Over the past two decades, there has been phenomenal increase in the number of International Joint Ventures (IJVs) as companies have strived to become more globally interconnected (Silva & Oliveira, 2017; Zhang et al., 2013; Zheng & Larimo, 2010), both in terms of frequency and for gaining strategic importance (Geringer & Hebert, 1991). The companies look for several advantages while entering into an IJV, like an increase in the range of exploitable complementary resources by both local and parent companies to innovate the capacities, efficiencies and core competencies (Geringer & Hebert, 1991; Zheng & Larimo, 2010). Gatignon and Anderson (1988, pp. 307, cited in Li et al., 2001), state that “joint venture may be seen as a way of bridging culture gaps” and “joint venture with local investors promises to reduce political complications while diversifying against exportation risks (Brouthers & Brouthers, 1988).”

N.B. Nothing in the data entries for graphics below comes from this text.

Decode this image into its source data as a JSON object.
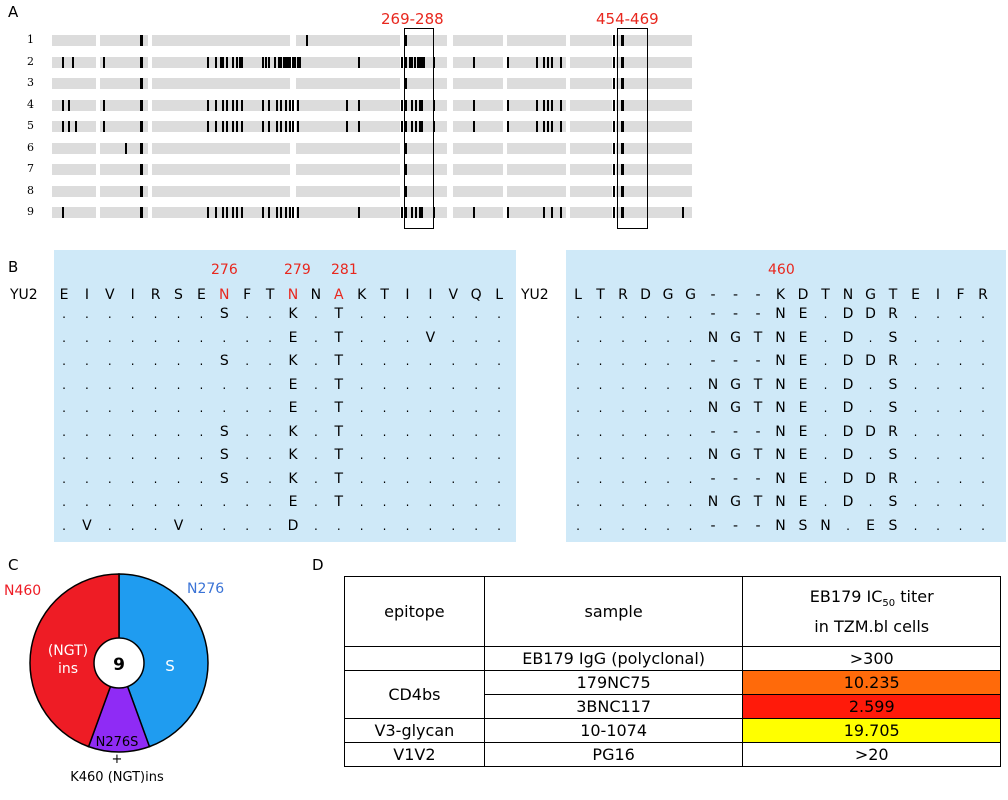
{
  "panels": {
    "a": "A",
    "b": "B",
    "c": "C",
    "d": "D"
  },
  "panel_a": {
    "rows": [
      {
        "label": "1",
        "ticks": [
          140,
          306,
          404,
          613,
          621
        ]
      },
      {
        "label": "2",
        "ticks": [
          62,
          72,
          103,
          140,
          207,
          215,
          220,
          222,
          226,
          232,
          236,
          239,
          241,
          262,
          265,
          268,
          274,
          278,
          280,
          283,
          285,
          287,
          289,
          292,
          294,
          297,
          299,
          358,
          401,
          404,
          409,
          411,
          414,
          417,
          419,
          421,
          423,
          433,
          473,
          507,
          536,
          543,
          547,
          551,
          560,
          613,
          621
        ]
      },
      {
        "label": "3",
        "ticks": [
          140,
          404,
          613,
          621
        ]
      },
      {
        "label": "4",
        "ticks": [
          62,
          68,
          103,
          140,
          207,
          215,
          222,
          226,
          232,
          236,
          241,
          262,
          268,
          276,
          280,
          285,
          289,
          292,
          297,
          346,
          358,
          401,
          404,
          411,
          415,
          419,
          421,
          433,
          473,
          507,
          536,
          543,
          547,
          551,
          560,
          613,
          621
        ]
      },
      {
        "label": "5",
        "ticks": [
          62,
          68,
          75,
          103,
          140,
          207,
          215,
          222,
          226,
          232,
          236,
          241,
          262,
          268,
          276,
          280,
          285,
          289,
          292,
          297,
          346,
          358,
          401,
          404,
          411,
          415,
          419,
          421,
          433,
          473,
          507,
          536,
          543,
          547,
          551,
          560,
          613,
          621
        ]
      },
      {
        "label": "6",
        "ticks": [
          125,
          140,
          404,
          613,
          621
        ]
      },
      {
        "label": "7",
        "ticks": [
          140,
          404,
          613,
          621
        ]
      },
      {
        "label": "8",
        "ticks": [
          140,
          404,
          613,
          621
        ]
      },
      {
        "label": "9",
        "ticks": [
          62,
          140,
          207,
          215,
          222,
          226,
          232,
          236,
          241,
          262,
          268,
          276,
          280,
          285,
          289,
          292,
          297,
          358,
          401,
          404,
          411,
          415,
          419,
          421,
          433,
          473,
          507,
          543,
          551,
          560,
          613,
          621,
          682
        ]
      }
    ],
    "regions": [
      {
        "label": "269-288"
      },
      {
        "label": "454-469"
      }
    ]
  },
  "panel_b": {
    "left": {
      "ref_label": "YU2",
      "positions": [
        "276",
        "279",
        "281"
      ],
      "reference": [
        "E",
        "I",
        "V",
        "I",
        "R",
        "S",
        "E",
        "N",
        "F",
        "T",
        "N",
        "N",
        "A",
        "K",
        "T",
        "I",
        "I",
        "V",
        "Q",
        "L"
      ],
      "highlight_cols": [
        7,
        10,
        12
      ],
      "rows": [
        [
          ".",
          ".",
          ".",
          ".",
          ".",
          ".",
          ".",
          "S",
          ".",
          ".",
          "K",
          ".",
          "T",
          ".",
          ".",
          ".",
          ".",
          ".",
          ".",
          "."
        ],
        [
          ".",
          ".",
          ".",
          ".",
          ".",
          ".",
          ".",
          ".",
          ".",
          ".",
          "E",
          ".",
          "T",
          ".",
          ".",
          ".",
          "V",
          ".",
          ".",
          "."
        ],
        [
          ".",
          ".",
          ".",
          ".",
          ".",
          ".",
          ".",
          "S",
          ".",
          ".",
          "K",
          ".",
          "T",
          ".",
          ".",
          ".",
          ".",
          ".",
          ".",
          "."
        ],
        [
          ".",
          ".",
          ".",
          ".",
          ".",
          ".",
          ".",
          ".",
          ".",
          ".",
          "E",
          ".",
          "T",
          ".",
          ".",
          ".",
          ".",
          ".",
          ".",
          "."
        ],
        [
          ".",
          ".",
          ".",
          ".",
          ".",
          ".",
          ".",
          ".",
          ".",
          ".",
          "E",
          ".",
          "T",
          ".",
          ".",
          ".",
          ".",
          ".",
          ".",
          "."
        ],
        [
          ".",
          ".",
          ".",
          ".",
          ".",
          ".",
          ".",
          "S",
          ".",
          ".",
          "K",
          ".",
          "T",
          ".",
          ".",
          ".",
          ".",
          ".",
          ".",
          "."
        ],
        [
          ".",
          ".",
          ".",
          ".",
          ".",
          ".",
          ".",
          "S",
          ".",
          ".",
          "K",
          ".",
          "T",
          ".",
          ".",
          ".",
          ".",
          ".",
          ".",
          "."
        ],
        [
          ".",
          ".",
          ".",
          ".",
          ".",
          ".",
          ".",
          "S",
          ".",
          ".",
          "K",
          ".",
          "T",
          ".",
          ".",
          ".",
          ".",
          ".",
          ".",
          "."
        ],
        [
          ".",
          ".",
          ".",
          ".",
          ".",
          ".",
          ".",
          ".",
          ".",
          ".",
          "E",
          ".",
          "T",
          ".",
          ".",
          ".",
          ".",
          ".",
          ".",
          "."
        ],
        [
          ".",
          "V",
          ".",
          ".",
          ".",
          "V",
          ".",
          ".",
          ".",
          ".",
          "D",
          ".",
          ".",
          ".",
          ".",
          ".",
          ".",
          ".",
          ".",
          "."
        ]
      ]
    },
    "right": {
      "ref_label": "YU2",
      "positions": [
        "460"
      ],
      "reference": [
        "L",
        "T",
        "R",
        "D",
        "G",
        "G",
        "-",
        "-",
        "-",
        "K",
        "D",
        "T",
        "N",
        "G",
        "T",
        "E",
        "I",
        "F",
        "R"
      ],
      "highlight_cols": [
        9
      ],
      "rows": [
        [
          ".",
          ".",
          ".",
          ".",
          ".",
          ".",
          "-",
          "-",
          "-",
          "N",
          "E",
          ".",
          "D",
          "D",
          "R",
          ".",
          ".",
          ".",
          "."
        ],
        [
          ".",
          ".",
          ".",
          ".",
          ".",
          ".",
          "N",
          "G",
          "T",
          "N",
          "E",
          ".",
          "D",
          ".",
          "S",
          ".",
          ".",
          ".",
          "."
        ],
        [
          ".",
          ".",
          ".",
          ".",
          ".",
          ".",
          "-",
          "-",
          "-",
          "N",
          "E",
          ".",
          "D",
          "D",
          "R",
          ".",
          ".",
          ".",
          "."
        ],
        [
          ".",
          ".",
          ".",
          ".",
          ".",
          ".",
          "N",
          "G",
          "T",
          "N",
          "E",
          ".",
          "D",
          ".",
          "S",
          ".",
          ".",
          ".",
          "."
        ],
        [
          ".",
          ".",
          ".",
          ".",
          ".",
          ".",
          "N",
          "G",
          "T",
          "N",
          "E",
          ".",
          "D",
          ".",
          "S",
          ".",
          ".",
          ".",
          "."
        ],
        [
          ".",
          ".",
          ".",
          ".",
          ".",
          ".",
          "-",
          "-",
          "-",
          "N",
          "E",
          ".",
          "D",
          "D",
          "R",
          ".",
          ".",
          ".",
          "."
        ],
        [
          ".",
          ".",
          ".",
          ".",
          ".",
          ".",
          "N",
          "G",
          "T",
          "N",
          "E",
          ".",
          "D",
          ".",
          "S",
          ".",
          ".",
          ".",
          "."
        ],
        [
          ".",
          ".",
          ".",
          ".",
          ".",
          ".",
          "-",
          "-",
          "-",
          "N",
          "E",
          ".",
          "D",
          "D",
          "R",
          ".",
          ".",
          ".",
          "."
        ],
        [
          ".",
          ".",
          ".",
          ".",
          ".",
          ".",
          "N",
          "G",
          "T",
          "N",
          "E",
          ".",
          "D",
          ".",
          "S",
          ".",
          ".",
          ".",
          "."
        ],
        [
          ".",
          ".",
          ".",
          ".",
          ".",
          ".",
          "-",
          "-",
          "-",
          "N",
          "S",
          "N",
          ".",
          "E",
          "S",
          ".",
          ".",
          ".",
          "."
        ]
      ]
    }
  },
  "panel_c": {
    "center_label": "9",
    "labels": {
      "n460": "N460",
      "n276": "N276",
      "ngt_ins": "(NGT)\nins",
      "s": "S",
      "combo_line1": "N276S",
      "combo_line2": "+",
      "combo_line3": "K460 (NGT)ins"
    },
    "colors": {
      "red": "#ee1c25",
      "blue": "#1f9cf0",
      "purple": "#8f2bf5",
      "n460": "#ee1c25",
      "n276": "#3a73d6"
    },
    "slices": [
      {
        "name": "N276 S",
        "count": 4,
        "color": "#1f9cf0"
      },
      {
        "name": "N276S + K460 (NGT)ins",
        "count": 1,
        "color": "#8f2bf5"
      },
      {
        "name": "N460 (NGT)ins",
        "count": 4,
        "color": "#ee1c25"
      }
    ]
  },
  "panel_d": {
    "headers": {
      "epitope": "epitope",
      "sample": "sample",
      "titer_line1": "EB179 IC",
      "titer_sub": "50",
      "titer_line1b": " titer",
      "titer_line2": "in TZM.bl cells"
    },
    "rows": [
      {
        "epitope": "",
        "sample": "EB179 IgG (polyclonal)",
        "value": ">300",
        "color": "#ffffff"
      },
      {
        "epitope": "CD4bs",
        "sample": "179NC75",
        "value": "10.235",
        "color": "#ff6a0a"
      },
      {
        "epitope": "",
        "sample": "3BNC117",
        "value": "2.599",
        "color": "#ff1a0a"
      },
      {
        "epitope": "V3-glycan",
        "sample": "10-1074",
        "value": "19.705",
        "color": "#ffff00"
      },
      {
        "epitope": "V1V2",
        "sample": "PG16",
        "value": ">20",
        "color": "#ffffff"
      }
    ]
  }
}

According to Robson, Leonidou, and Katsikeas (2002), there are many factors which influence the success of an International Joint Ventures such as Business Environment, Government Policies, Culture, level of analysis, geographic focus, performance measurement of IJV Partners and so forth. Among all these factors, culture has been considered as one of the most important factors (Al-Khalifa & Peterson, 1998; Madhok, 2006; Madhok et al., 2008; Dumludag, 2009). Many researchers have argued that various features of culture might affect the development of International Joint Ventures. Al-Khalifa and Peterson (1999) concluded with the statement that “it is important that future partners understand the impact of differences in culture before they begin a joint venture.” They added that the lack of compatibility of cultures represented in the joint ventures always leads to problems of misunderstanding and limited effectiveness. According to Meschi (1997), the poor performance of the venture is often generated internally by the cultural differences between the partners. According to Wilson and Gilligan (2005), there is a negative relation between inter-organizational performance and differences in cultures. Many theorists have explained that the actions of IJV partners to develop capabilities will minimize the interpersonal and organizational differences of the partners (Cao & Xiang, 2012).

Several studies have been conducted to resolve cultural problems during International Joint Ventures. As Pharmaceuticals is one of the most developing and the most regulated industry in the world there is a need for a greater understanding of how cultural problems are being resolved during an IJV in pharmaceutical companies.